The lab issued a request for second-campus site proposals in January of 2011 and announced a "short list" of six potential sites — including Alameda Point — in May. A decision is expected in November.
ARRA recently asked the Navy to consider a no-cost conveyance of the portion of Alameda Point under consideration by the lab. The Navy's unexpected response, she said, was to offer the entire 918 acres for free — with the caveat that excess residential development would have to be paid for.
To date the Navy has borne the cost of environmental cleanup for areas of contaminated soil and groundwater on Alameda Point, but the Term Sheet for the transfer states that "While the liabilities and responsibilities for environmental remediation of the EDC [Economic Development Conveyance] Property remain as required under Federal law and the EDC Agreement, the Parties agree to collaborate to resolve any environmental remediation issues ad concerns in an expeditious and cooperative manner and to seek cooperatively to address environmental regulator requirements, issues and concerns relating to the EDC Property."
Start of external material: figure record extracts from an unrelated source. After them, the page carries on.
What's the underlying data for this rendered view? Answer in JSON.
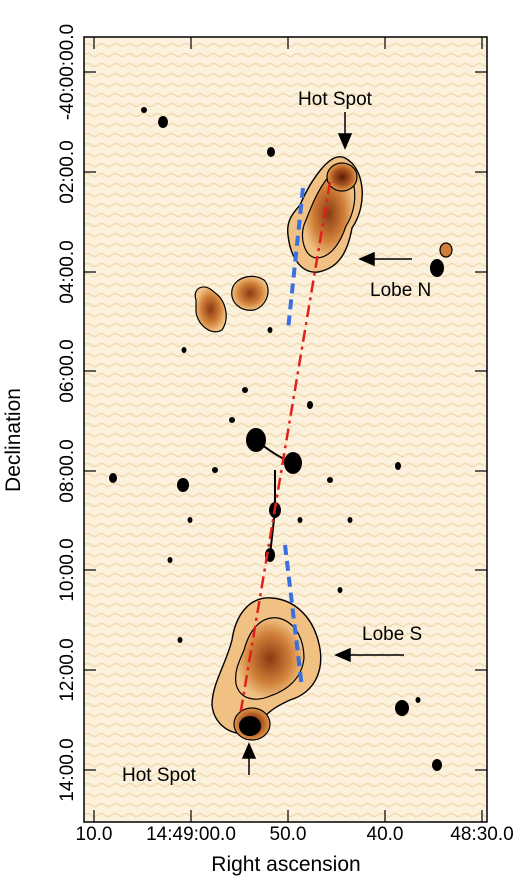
{
  "figure": {
    "xlabel": "Right ascension",
    "ylabel": "Declination",
    "x_ticks": [
      "10.0",
      "14:49:00.0",
      "50.0",
      "40.0",
      "48:30.0"
    ],
    "y_ticks": [
      "-40:00:00.0",
      "04:00.0",
      "06:00.0",
      "08:00.0",
      "10:00.0",
      "12:00.0",
      "14:00.0"
    ],
    "y_tick_02": "02:00.0",
    "annotations": {
      "hot_spot_top": "Hot Spot",
      "lobe_n": "Lobe N",
      "lobe_s": "Lobe S",
      "hot_spot_bottom": "Hot Spot"
    },
    "colors": {
      "background": "#fbf1dc",
      "emission_low": "#f3c98a",
      "emission_mid": "#d68a3c",
      "emission_high": "#8a3a12",
      "contour": "#000000",
      "red_axis": "#e0201a",
      "blue_axis": "#3a6fe0"
    }
  }
}
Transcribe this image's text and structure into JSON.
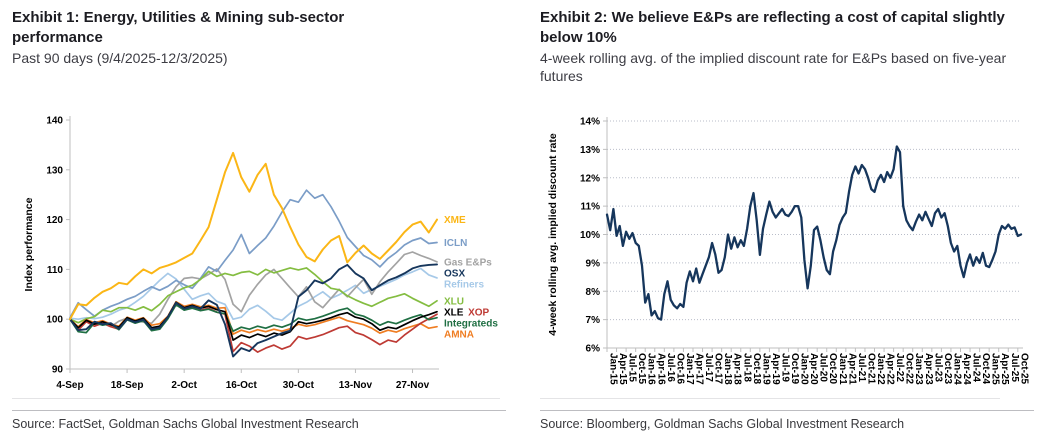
{
  "left": {
    "title": "Exhibit 1: Energy, Utilities & Mining sub-sector performance",
    "subtitle": "Past 90 days (9/4/2025-12/3/2025)",
    "source": "Source: FactSet, Goldman Sachs Global Investment Research"
  },
  "right": {
    "title": "Exhibit 2: We believe E&Ps are reflecting a cost of capital slightly below 10%",
    "subtitle": "4-week rolling avg. of the implied discount rate for E&Ps based on five-year futures",
    "source": "Source: Bloomberg, Goldman Sachs Global Investment Research"
  },
  "colors": {
    "axis": "#bfbfbf",
    "tick_text": "#000000",
    "gridline": "#b9bdc9",
    "navy": "#16365c"
  },
  "chart_data": [
    {
      "type": "line",
      "title": "Exhibit 1: Energy, Utilities & Mining sub-sector performance",
      "xlabel": "",
      "ylabel": "Index performance",
      "ylim": [
        90,
        140
      ],
      "yticks": [
        90,
        100,
        110,
        120,
        130,
        140
      ],
      "ytick_labels": [
        "90",
        "100",
        "110",
        "120",
        "130",
        "140"
      ],
      "xticklabels": [
        "4-Sep",
        "18-Sep",
        "2-Oct",
        "16-Oct",
        "30-Oct",
        "13-Nov",
        "27-Nov"
      ],
      "xticks_day_index": [
        0,
        14,
        28,
        42,
        56,
        70,
        84
      ],
      "days_total": 90,
      "grid": false,
      "legend_position": "line-end",
      "legend_join": [
        [
          "XLE",
          "XOP"
        ]
      ],
      "series": [
        {
          "name": "Refiners",
          "color": "#a6c9e8",
          "width": 1.7,
          "values": [
            100.2,
            100,
            100.3,
            100.1,
            100.4,
            101,
            101.8,
            102.3,
            103.4,
            104.6,
            106.2,
            107.8,
            109.2,
            108.1,
            106,
            104,
            104.7,
            105.2,
            103.6,
            103,
            100,
            100.4,
            102,
            102.8,
            101.6,
            100.2,
            99.8,
            101.2,
            102.6,
            103.4,
            104.5,
            105.5,
            104.2,
            104.9,
            105.8,
            106.8,
            105.2,
            106,
            106.6,
            107.3,
            108,
            108.9,
            109.5,
            110.2,
            108.9,
            108.3
          ]
        },
        {
          "name": "Gas E&Ps",
          "color": "#a3a3a3",
          "width": 1.7,
          "values": [
            100,
            98.5,
            99.5,
            99,
            99.3,
            98.5,
            99.6,
            100.2,
            99.8,
            99.4,
            99.2,
            101,
            104,
            106.5,
            108.2,
            108.4,
            108.1,
            109,
            110.1,
            108,
            103,
            101.5,
            104.8,
            107,
            108.9,
            110,
            108.2,
            106.3,
            104.5,
            106.5,
            103.5,
            102.3,
            104.2,
            106,
            104.5,
            106.3,
            108,
            105,
            107.5,
            109.5,
            111.2,
            113,
            113.5,
            112.8,
            112.2,
            111.5
          ]
        },
        {
          "name": "ICLN",
          "color": "#7b9dc7",
          "width": 1.7,
          "values": [
            100.3,
            103.3,
            101.9,
            100.6,
            101.8,
            102.6,
            103.2,
            104,
            104.6,
            105.6,
            106.5,
            105.8,
            106.6,
            107.8,
            106.9,
            106.2,
            108.2,
            110.5,
            109.6,
            111.8,
            113.9,
            117,
            113.2,
            114.8,
            116.3,
            118.7,
            121.5,
            124,
            123.5,
            125.9,
            124.3,
            125,
            122.6,
            119.7,
            116.4,
            114.6,
            112.8,
            111.9,
            110.5,
            112.2,
            113.4,
            114.9,
            115.8,
            116.3,
            115.2,
            115.4
          ]
        },
        {
          "name": "XLU",
          "color": "#84bd41",
          "width": 1.7,
          "values": [
            100,
            99.3,
            100.1,
            100.5,
            101.8,
            101.5,
            102.3,
            102.3,
            101.8,
            102.5,
            101.7,
            103,
            104.7,
            105.5,
            106.3,
            106.8,
            108,
            109.6,
            108.6,
            109.2,
            108.8,
            109.4,
            109.6,
            108.9,
            110,
            109.3,
            109.8,
            110.3,
            109.9,
            110.3,
            109,
            107.5,
            106.2,
            105.9,
            104.7,
            103.9,
            103.2,
            102.6,
            103.4,
            104.2,
            104.6,
            105.1,
            104.2,
            103.4,
            102.6,
            103.7
          ]
        },
        {
          "name": "AMNA",
          "color": "#ef7d22",
          "width": 1.7,
          "values": [
            100,
            98.5,
            99.9,
            99.3,
            99.7,
            99,
            98.6,
            100.4,
            99.8,
            100.3,
            98.8,
            99.1,
            100.6,
            103.5,
            102.6,
            103,
            102.5,
            102.8,
            102.2,
            102.3,
            97,
            97.8,
            97.3,
            97.9,
            97.5,
            98,
            97.6,
            98.1,
            99,
            98.6,
            98.9,
            99.4,
            99.9,
            100.4,
            99.7,
            99.3,
            98.9,
            98.2,
            97.2,
            97.8,
            97.4,
            98.1,
            98.6,
            99.1,
            98.2,
            98.5
          ]
        },
        {
          "name": "XOP",
          "color": "#be3a34",
          "width": 1.7,
          "values": [
            100,
            97.8,
            99.5,
            98.6,
            99.2,
            98.5,
            98,
            100.1,
            99.3,
            99.9,
            97.9,
            98.2,
            100.3,
            103.3,
            102,
            102.5,
            101.8,
            102.2,
            101.4,
            101,
            93.5,
            95.3,
            94.6,
            93.4,
            94.2,
            94.8,
            94,
            94.6,
            96.5,
            96,
            96.4,
            96.9,
            97.6,
            98.3,
            98.6,
            97.3,
            96.8,
            95.9,
            94.9,
            95.8,
            95.4,
            96.8,
            98,
            99.2,
            100.1,
            101
          ]
        },
        {
          "name": "Integrateds",
          "color": "#1f6f43",
          "width": 1.7,
          "values": [
            100,
            97.5,
            97.3,
            99.3,
            98.8,
            99.1,
            97.9,
            99.9,
            99.2,
            99.7,
            97.7,
            98,
            100.1,
            102.9,
            101.8,
            102.2,
            101.7,
            102,
            101.4,
            101.1,
            97.6,
            98.4,
            98,
            98.6,
            98.2,
            98.8,
            98.4,
            99,
            100.2,
            99.8,
            100.1,
            100.6,
            101.2,
            101.8,
            102.2,
            101,
            100.6,
            99.8,
            98.8,
            99.5,
            99.1,
            99.8,
            100.4,
            100.9,
            99.9,
            100.3
          ]
        },
        {
          "name": "XLE",
          "color": "#000000",
          "width": 1.7,
          "values": [
            100,
            98.3,
            99.8,
            99,
            99.5,
            98.9,
            98.4,
            100.3,
            99.6,
            100.2,
            98.3,
            98.6,
            100.5,
            103.4,
            102.3,
            102.8,
            102.2,
            102.6,
            101.9,
            101.5,
            95.8,
            96.8,
            96.3,
            97,
            96.5,
            97.2,
            96.8,
            97.5,
            99.5,
            99.1,
            99.4,
            99.8,
            100.3,
            100.9,
            101.3,
            100.4,
            100,
            99.1,
            97.8,
            98.4,
            98.1,
            98.9,
            99.7,
            100.4,
            100.9,
            101.5
          ]
        },
        {
          "name": "OSX",
          "color": "#16365c",
          "width": 1.9,
          "values": [
            100,
            97.8,
            98,
            99.5,
            99,
            99.2,
            98.1,
            100,
            99.4,
            99.9,
            98,
            98.3,
            100.4,
            103.3,
            102.1,
            102.6,
            102.1,
            103.8,
            102.9,
            99,
            92.5,
            94.2,
            93.6,
            95.2,
            95.8,
            96.5,
            97.2,
            97.7,
            104.5,
            105.8,
            107.8,
            107.2,
            108.2,
            110,
            110.9,
            109.2,
            108.2,
            105.8,
            106.8,
            107.8,
            108.4,
            109.2,
            110.2,
            110.7,
            110.9,
            111
          ]
        },
        {
          "name": "XME",
          "color": "#fbb616",
          "width": 2.0,
          "values": [
            100,
            103,
            102.8,
            104.3,
            105.5,
            106.2,
            107.3,
            107,
            108.6,
            110,
            109.2,
            110.3,
            110.8,
            111.4,
            112.3,
            113.2,
            115.8,
            118.5,
            124,
            129.5,
            133.4,
            128.5,
            125.6,
            129,
            131.2,
            125,
            122.3,
            118.5,
            115,
            112.5,
            111.6,
            114,
            115.8,
            116.7,
            111.4,
            113.3,
            114.8,
            113.2,
            112.1,
            113.8,
            115.5,
            117.5,
            119,
            119.6,
            117.4,
            120
          ]
        }
      ]
    },
    {
      "type": "line",
      "title": "Exhibit 2: We believe E&Ps are reflecting a cost of capital slightly below 10%",
      "xlabel": "",
      "ylabel": "4-week rolling avg. implied discount rate",
      "ylim": [
        6,
        14
      ],
      "yticks": [
        6,
        7,
        8,
        9,
        10,
        11,
        12,
        13,
        14
      ],
      "ytick_labels": [
        "6%",
        "7%",
        "8%",
        "9%",
        "10%",
        "11%",
        "12%",
        "13%",
        "14%"
      ],
      "xticklabels": [
        "Jan-15",
        "Apr-15",
        "Jul-15",
        "Oct-15",
        "Jan-16",
        "Apr-16",
        "Jul-16",
        "Oct-16",
        "Jan-17",
        "Apr-17",
        "Jul-17",
        "Oct-17",
        "Jan-18",
        "Apr-18",
        "Jul-18",
        "Oct-18",
        "Jan-19",
        "Apr-19",
        "Jul-19",
        "Oct-19",
        "Jan-20",
        "Apr-20",
        "Jul-20",
        "Oct-20",
        "Jan-21",
        "Apr-21",
        "Jul-21",
        "Oct-21",
        "Jan-22",
        "Apr-22",
        "Jul-22",
        "Oct-22",
        "Jan-23",
        "Apr-23",
        "Jul-23",
        "Oct-23",
        "Jan-24",
        "Apr-24",
        "Jul-24",
        "Oct-24",
        "Jan-25",
        "Apr-25",
        "Jul-25",
        "Oct-25"
      ],
      "xtick_every": 3,
      "grid": "dotted-horizontal",
      "legend_position": null,
      "series": [
        {
          "name": "E&Ps implied discount rate",
          "color": "#16365c",
          "width": 2.3,
          "values": [
            10.7,
            10.15,
            10.9,
            9.95,
            10.3,
            9.6,
            10.1,
            9.85,
            10.05,
            9.7,
            9.6,
            8.9,
            7.6,
            7.9,
            7.15,
            7.3,
            7.05,
            7.0,
            7.9,
            8.35,
            7.7,
            7.5,
            7.4,
            7.55,
            7.45,
            8.3,
            8.7,
            8.35,
            8.8,
            8.3,
            8.6,
            8.9,
            9.2,
            9.7,
            9.3,
            8.65,
            8.75,
            9.2,
            10.0,
            9.5,
            9.9,
            9.55,
            9.8,
            9.6,
            10.2,
            11.0,
            11.46,
            10.5,
            9.28,
            10.2,
            10.7,
            11.16,
            10.8,
            10.6,
            10.75,
            10.9,
            10.7,
            10.65,
            10.8,
            11.0,
            11.0,
            10.6,
            9.1,
            8.1,
            8.9,
            10.16,
            10.28,
            9.8,
            9.2,
            8.75,
            8.6,
            9.4,
            9.8,
            10.34,
            10.6,
            10.76,
            11.5,
            12.1,
            12.4,
            12.15,
            12.45,
            12.3,
            12.0,
            11.6,
            11.5,
            11.9,
            12.1,
            11.85,
            12.2,
            12.0,
            12.3,
            13.1,
            12.9,
            11.0,
            10.5,
            10.3,
            10.15,
            10.45,
            10.7,
            10.5,
            10.8,
            10.55,
            10.3,
            10.75,
            10.9,
            10.6,
            10.75,
            10.3,
            9.7,
            9.4,
            9.6,
            8.9,
            8.5,
            9.0,
            9.3,
            8.9,
            9.2,
            9.0,
            9.35,
            8.9,
            8.85,
            9.1,
            9.4,
            10.0,
            10.3,
            10.2,
            10.35,
            10.2,
            10.25,
            9.95,
            10.0
          ]
        }
      ]
    }
  ]
}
At the Sept. 29 news conference, Mayor Marie Gilmore said, "This is a momentous occasion" and "is truly a watershed day for the city." She said city officials hope much of the site will be used by environmentally-oriented companies but she added, "We're open to any business."
If the Alameda site is chosen by the Berkeley Lab, "it would jump-start" development at the former Naval base because there would be up to 800 employees at the new campus and the swift addition of ancillary companies in the area, she said.
William Carsillo, the Navy's real estate coordinator, said the Navy will save money by not having to maintain the site any more, although it will continue to clean up environmental problems there. Hesaid the Navy hopes the city primarily uses the land to create jobs.
Senator Dianne Feinstein, D-Calif., issued a statement praising the agreement.
She said, "This is exactly what our regional and state economy needs right now — the expeditious conveyance of the former Naval Air Station property will allow the city and state to generate much-needed tax revenues and jobs during a tenuous period of economic recovery."
Bay City News Service contributed to this report.